Il codice del Terzo settore (CTS) ha riscritto i criteri su cui misurare il carattere non commerciale dell’attività svolta: l’obiettivo è quello di definire più nettamente il confine tra attività commerciale e attività no profit. Adesso spetta agli enti fare le proprie valutazioni su quali siano per loro le soluzioni fiscalmente più convenienti, previa attenta considerazione delle proprie caratteristiche e dei propri modelli operativi.
Come sono coinvolte dalla riforma le residenze socio sanitarie e quali le soluzioni fiscali?

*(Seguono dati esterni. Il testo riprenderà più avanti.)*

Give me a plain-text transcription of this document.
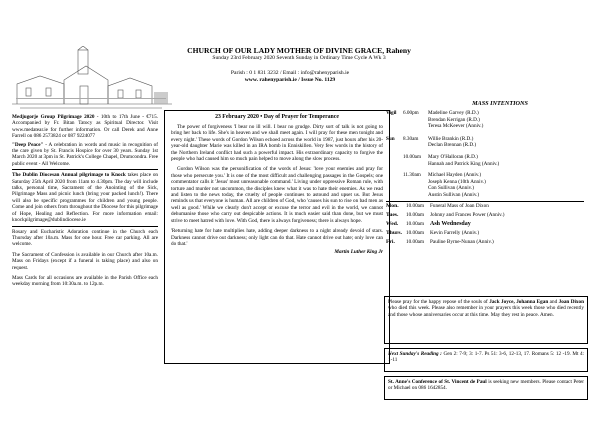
CHURCH OF OUR LADY MOTHER OF DIVINE GRACE, Raheny
Sunday 23rd February 2020 Seventh Sunday in Ordinary Time Cycle A Wk 3
Parish : 0 1 831 3232 / Email : info@rahenyparish.ie
www. rahenyparish.ie / Issue No. 1129

Medjugorje Group Pilgrimage 2020 - 10th to 17th June - €715. Accompanied by Fr. Bitan Tatocy as Spiritual Director. Visit www.medatear.ie for further information. Or call Derek and Anne Farrell on 086 2573824 or 087 9224077

"Deep Peace" - A celebration in words and music in recognition of the care given by St. Francis Hospice for over 30 years. Sunday 1st March 2020 at 3pm in St. Patrick's College Chapel, Drumcondra. Free public event - All Welcome.

The Dublin Diocesan Annual pilgrimage to Knock takes place on Saturday 25th April 2020 from 11am to 4.30pm. The day will include talks, personal time, Sacrament of the Anointing of the Sick, Pilgrimage Mass and picnic lunch (bring your packed lunch!). There will also be specific programmes for children and young people. Come and join others from throughout the Diocese for this pilgrimage of Hope, Healing and Reflection. For more information email: knockpilgrimage@dublindiocese.ie

Rosary and Eucharistic Adoration continue in the Church each Thursday after 10a.m. Mass for one hour. Free car parking. All are welcome.

The Sacrament of Confession is available in our Church after 10a.m. Mass on Fridays (except if a funeral is taking place) and also on request.

Mass Cards for all occasions are available in the Parish Office each weekday morning from 10:30a.m. to 12p.m.

23 February 2020 • Day of Prayer for Temperance

The power of forgiveness 'I bear no ill will. I bear no grudge. Dirty sort of talk is not going to bring her back to life. She's in heaven and we shall meet again. I will pray for these men tonight and every night.' These words of Gordon Wilson echoed across the world in 1987, just hours after his 20-year-old daughter Marie was killed in an IRA bomb in Enniskillen. Very few words in the history of the Northern Ireland conflict had such a powerful impact. His extraordinary capacity to forgive the people who had caused him so much pain helped to move along the slow process.

Gordon Wilson was the personification of the words of Jesus: 'love your enemies and pray for those who persecute you.' It is one of the most difficult and challenging passages in the Gospels; one commentator calls it 'Jesus' most unreasonable command.' Living under oppressive Roman rule, with torture and murder not uncommon, the disciples knew what it was to hate their enemies. As we read and listen to the news today, the cruelty of people continues to astound and upset us. But Jesus reminds us that everyone is human. All are children of God, who 'causes his sun to rise on bad men as well as good.' While we clearly don't accept or excuse the terror and evil in the world, we cannot dehumanise those who carry out despicable actions. It is much easier said than done, but we must strive to meet hatred with love. With God, there is always forgiveness; there is always hope.

'Returning hate for hate multiplies hate, adding deeper darkness to a night already devoid of stars. Darkness cannot drive out darkness; only light can do that. Hate cannot drive out hate; only love can do that.'

Martin Luther King Jr
MASS INTENTIONS
Vigil 6.00pm Madeline Garvey (R.D.)
Brendan Kerrigan (R.D.)
Teresa McKeever (Anniv.)
Sun 8.30am Willie Brankin (R.D.)
Declan Brennan (R.D.)
10.00am Mary O'Halloran (R.D.)
Hannah and Patrick King (Anniv.)
11.30am Michael Hayden (Anniv.)
Joseph Kenna (10th Anniv.)
Con Sullivan (Anniv.)
Austin Sullivan (Anniv.)
Mon. 10.00am Funeral Mass of Joan Dixon
Tues. 10.00am Johnny and Frances Power (Anniv.)
Wed. 10.00am Ash Wednesday
Thurs. 10.00am Kevin Farrelly (Anniv.)
Fri. 10.00am Pauline Byrne-Nunan (Anniv.)

Please pray for the happy repose of the souls of Jack Joyce, Johanna Egan and Joan Dixon who died this week. Please also remember in your prayers this week those who died recently and those whose anniversaries occur at this time. May they rest in peace. Amen.

Next Sunday's Reading : Gen 2: 7-9; 3: 1-7. Ps 51: 3-6, 12-13, 17. Romans 5: 12 -19. Mt 4: 1-11

St. Anne's Conference of St. Vincent de Paul is seeking new members. Please contact Peter or Michael on 086 1642854.
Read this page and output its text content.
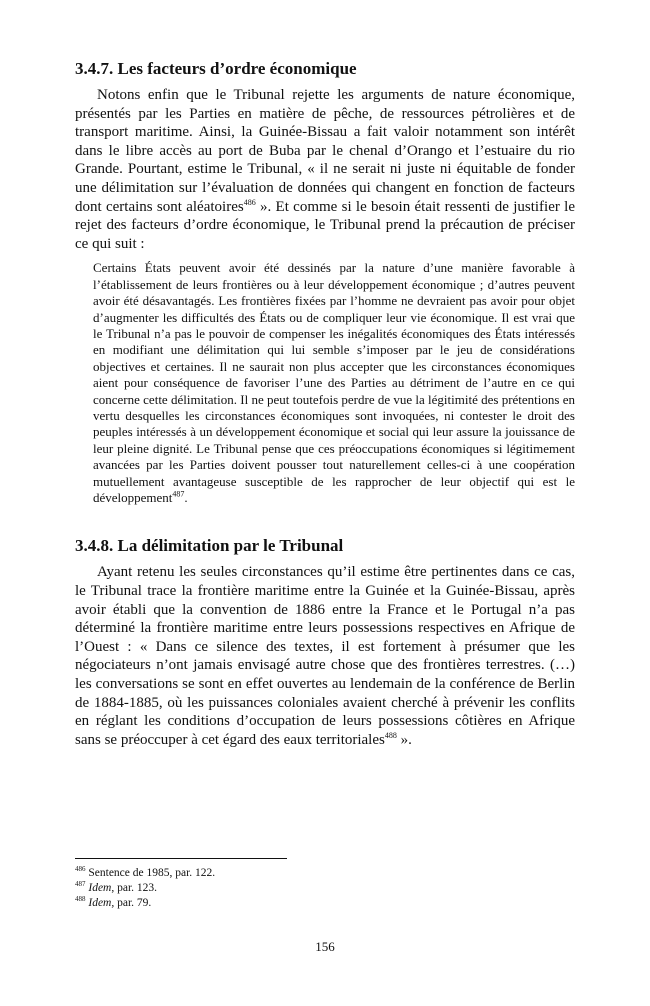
3.4.7. Les facteurs d’ordre économique

Notons enfin que le Tribunal rejette les arguments de nature économique, présentés par les Parties en matière de pêche, de ressources pétrolières et de transport maritime. Ainsi, la Guinée-Bissau a fait valoir notamment son intérêt dans le libre accès au port de Buba par le chenal d’Orango et l’estuaire du rio Grande. Pourtant, estime le Tribunal, « il ne serait ni juste ni équitable de fonder une délimitation sur l’évaluation de données qui changent en fonction de facteurs dont certains sont aléatoires$^{486}$ ». Et comme si le besoin était ressenti de justifier le rejet des facteurs d’ordre économique, le Tribunal prend la précaution de préciser ce qui suit :

Certains États peuvent avoir été dessinés par la nature d’une manière favorable à l’établissement de leurs frontières ou à leur développement économique ; d’autres peuvent avoir été désavantagés. Les frontières fixées par l’homme ne devraient pas avoir pour objet d’augmenter les difficultés des États ou de compliquer leur vie économique. Il est vrai que le Tribunal n’a pas le pouvoir de compenser les inégalités économiques des États intéressés en modifiant une délimitation qui lui semble s’imposer par le jeu de considérations objectives et certaines. Il ne saurait non plus accepter que les circonstances économiques aient pour conséquence de favoriser l’une des Parties au détriment de l’autre en ce qui concerne cette délimitation. Il ne peut toutefois perdre de vue la légitimité des prétentions en vertu desquelles les circonstances économiques sont invoquées, ni contester le droit des peuples intéressés à un développement économique et social qui leur assure la jouissance de leur pleine dignité. Le Tribunal pense que ces préoccupations économiques si légitimement avancées par les Parties doivent pousser tout naturellement celles-ci à une coopération mutuellement avantageuse susceptible de les rapprocher de leur objectif qui est le développement$^{487}$.
3.4.8. La délimitation par le Tribunal

Ayant retenu les seules circonstances qu’il estime être pertinentes dans ce cas, le Tribunal trace la frontière maritime entre la Guinée et la Guinée-Bissau, après avoir établi que la convention de 1886 entre la France et le Portugal n’a pas déterminé la frontière maritime entre leurs possessions respectives en Afrique de l’Ouest : « Dans ce silence des textes, il est fortement à présumer que les négociateurs n’ont jamais envisagé autre chose que des frontières terrestres. (…) les conversations se sont en effet ouvertes au lendemain de la conférence de Berlin de 1884-1885, où les puissances coloniales avaient cherché à prévenir les conflits en réglant les conditions d’occupation de leurs possessions côtières en Afrique sans se préoccuper à cet égard des eaux territoriales$^{488}$ ».

$^{486}$ Sentence de 1985, par. 122.
$^{487}$ Idem, par. 123.
$^{488}$ Idem, par. 79.
156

Per fare chiarezza bisogna guardare in primo luogo all'art. 79 del CTS, il quale richiede di verificare se i costi (sia diretti che indiretti) relativi alla gestione del servizio (considerando sia le attività istituzionali principali che secondarie) superano i corrispettivi ricevuti dall’utenza, considerato anche l’eventuale contributo erogato dalla pubblica amministrazione. Solo in caso di esito positivo l’ente potrà considerarsi “non commerciale” e accedere, di conseguenza, ai regimi forfettari agevolati per la tassazione dei relativi proventi. Se invece l’ente dovesse qualificarsi come commerciale, manterrebbe il proprio status di “ente del terzo settore” e sarebbe sottoposto a una tassazione degli introiti del tutto ordinaria.
Un’alternativa, nel caso in cui il requisito della prevalenza richiesto all’art. 79 non dovesse essere soddisfatto o l’ente ritenesse di voler fruire comunque di un diverso trattamento, è l’accesso al regime dell’impresa sociale che, grazie alla riforma del terzo settore, conquista finalmente autonoma dignità sotto il profilo fiscale. Seguendo questa strada verranno detassati tutti gli utili conseguiti dall’ente, se reinvestiti in finalità sociali entro due anni, senza necessità di svolgere alcun calcolo di prevalenza in merito alla natura dell’attività svolta.